This section is from the book "The Boy Mechanic Vol. 2 1000 Things for Boys to Do", by Popular Mechanics Co.. Also available from Amazon: The Boy Mechanic, Vol2: 1000 Things for Boys to Do.
Necessity may be the mother of invention, but it is also the grandmother of application, and application is the practical side of invention. Both the amateur and the professional photographer have been bothered by spotting and unequal development of negatives and prints in tray development, due to various causes, and sometimes by the presence of dirt particles or the unequal Or incomplete flowing of the developer over the surface of the sensitive emulsion.
Most professionals and many amateurs are familiar with the use of the camel's-hair brush to avoid failures of this character, and many of them use a brush for local development in certain cases where it is necessary or desirable. Usually the brush is kept in a small glass cup, somewhere close at hand, but it is often in the way when not wanted and misplaced when most needed. The brush can be kept within reach and handy for the operator by arranging a light counterweight and pulley with a string attached to the brush, so that, normally, the brush will hang from the ceiling directly over the developing tray and can be obtained for use when desired.
The detail of this brush-string and counterweight combination was deliberately appropriated from the old plan of suspending the piece of chalk over a billiard table, so that the players could easily reach it, when needed, while, when released, it would be pulled out of the way by the counterweight. The developing brush thus suspended is always ready, never misplaced, nor in the way for other operations. This arrangement is particularly convenient where a bathroom is used as a dark room, and the shelf space is limited.
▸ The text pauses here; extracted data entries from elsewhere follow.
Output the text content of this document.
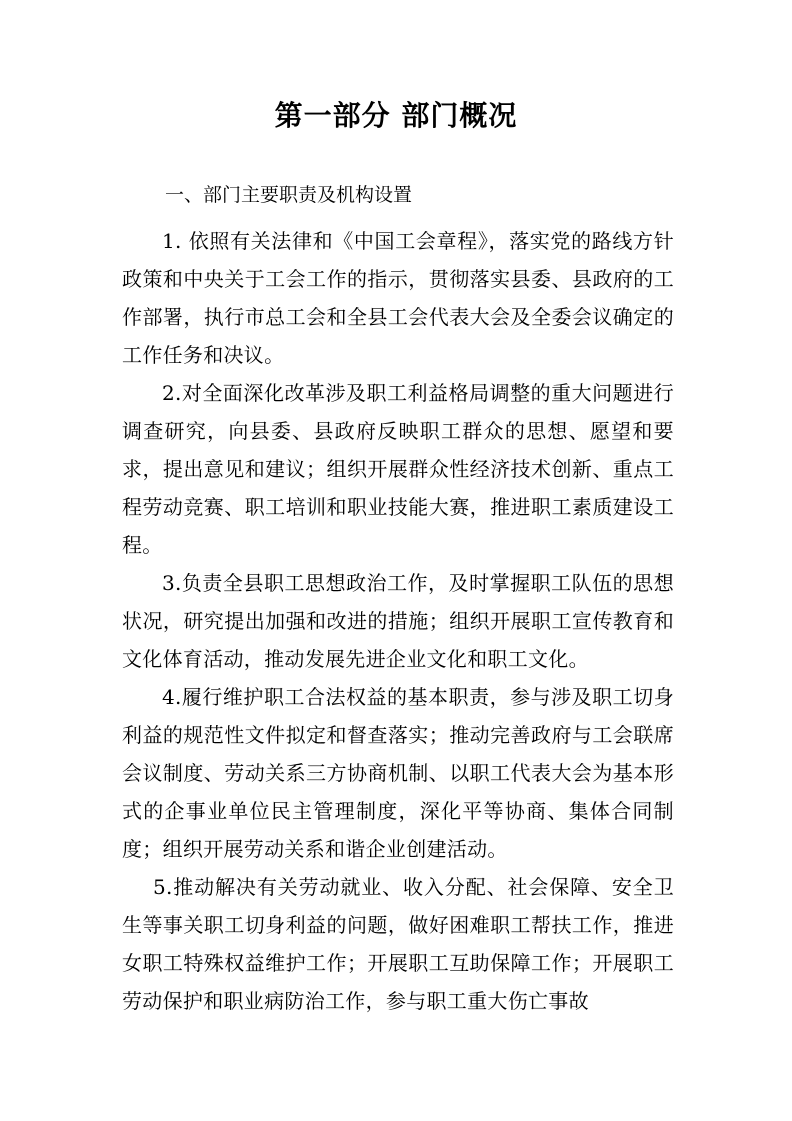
第一部分 部门概况
一、部门主要职责及机构设置

1. 依照有关法律和《中国工会章程》，落实党的路线方针政策和中央关于工会工作的指示，贯彻落实县委、县政府的工作部署，执行市总工会和全县工会代表大会及全委会议确定的工作任务和决议。

2.对全面深化改革涉及职工利益格局调整的重大问题进行调查研究，向县委、县政府反映职工群众的思想、愿望和要求，提出意见和建议；组织开展群众性经济技术创新、重点工程劳动竞赛、职工培训和职业技能大赛，推进职工素质建设工程。

3.负责全县职工思想政治工作，及时掌握职工队伍的思想状况，研究提出加强和改进的措施；组织开展职工宣传教育和文化体育活动，推动发展先进企业文化和职工文化。

4.履行维护职工合法权益的基本职责，参与涉及职工切身利益的规范性文件拟定和督查落实；推动完善政府与工会联席会议制度、劳动关系三方协商机制、以职工代表大会为基本形式的企事业单位民主管理制度，深化平等协商、集体合同制度；组织开展劳动关系和谐企业创建活动。

5.推动解决有关劳动就业、收入分配、社会保障、安全卫生等事关职工切身利益的问题，做好困难职工帮扶工作，推进女职工特殊权益维护工作；开展职工互助保障工作；开展职工劳动保护和职业病防治工作，参与职工重大伤亡事故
This same manner of counterweight-ing chalk on the billiard table may be applied to a stove-lid lifter, to keep it within easy reach and always cool enough to handle. The simplest and most inexpensive way of making this apparatus is to cut off a small piece of lead pipe for a counterweight, and, in the absence of a suitable pulley, use an ordinary screweye fastened in the ceiling. The latter is really better than a pulley because the string cannot run off the screweye. The arrangement is better understood by referring to the sketch.